The house is tiny, which is a blessing.  It is tucked into a little ravine, which is not.  A creek too small for a swimming hole or to hold any fish of much interest keeps everything nice and damp.  Large trees overhanging the tin roof and mountain laurel crowding the exterior ward off the drying rays of the sun.  Watery green contagion creeps up from the creek onto the old foundation that was set with rocks from the same creek so many years ago.  The moss would consume the new wood siding in no time without weekly attentions.  

It is best to tend fires all year, even in the hottest months of summer.  A cookfire in the kitchen keeps things relatively dry inside and keeps electricity bills nominal.  Kerosene lamps do the same.  The springhouse negates the need for a refrigerator and my mildewed library, a television.  The dead end county wires could be removed almost without notice.

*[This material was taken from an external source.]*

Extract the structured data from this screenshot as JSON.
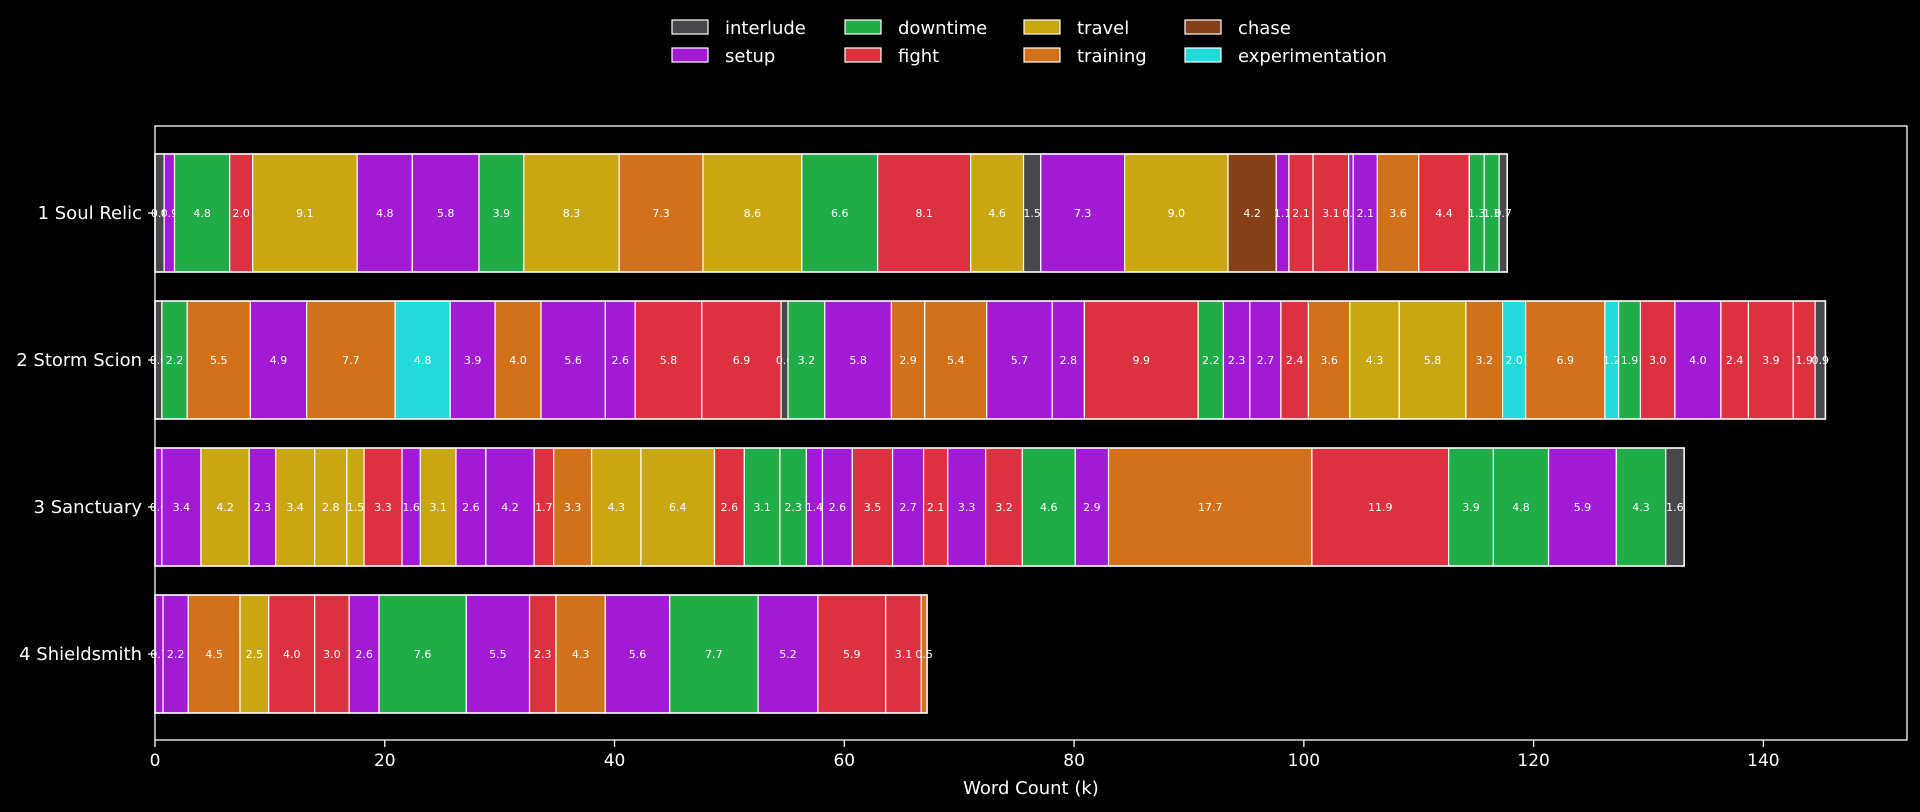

With little need for diversion or company and a sustaining contract for one piece a week, I only hike the four miles into town on Tuesdays, type up and email my work in the public library, and buy the few provisions needed to make it to the next Tuesday.  This life affords me much time to spend in and around the house tending to its particular needs.

I find it best to sweep every day and to dust often.  Keeping every surface clean and corners without spider webs ensures a sterility that discourages tiny house guests.  Weekly I empty my closets, dressers, and drawers to air them out, scrub them down, and repair any possible holes and cracks that could cause problems.  Of course, food must be stored airtight.  All of these steps keep critters outside.

I’ve met few millennials in these parts who would be willing to live the way I do.  Probably none in the city when I was in school.  Responsibility is not the most popular virtue of my generation.  Loneliness is not something easily accepted by anyone of any generation who has not succumbed to it slowly over many disappointing years.  The acuteness of my self-imposed experiences has mollified what would otherwise be fairly unpleasant.  I believe my life is distinct and characterized by what I am able to tolerate.

I figure there is one trick to living this life with any sense of contentment.  By the time you lift your head off the pillow in the morning, you have to have already accepted what you know the day will be like.  No hope or expectation for major differences or improvements.  You know what you need to do.  You do what you need to do.  You return to bed tired from what you’ve done.  That alone is enough to pass many days, seasons, and eventually, years.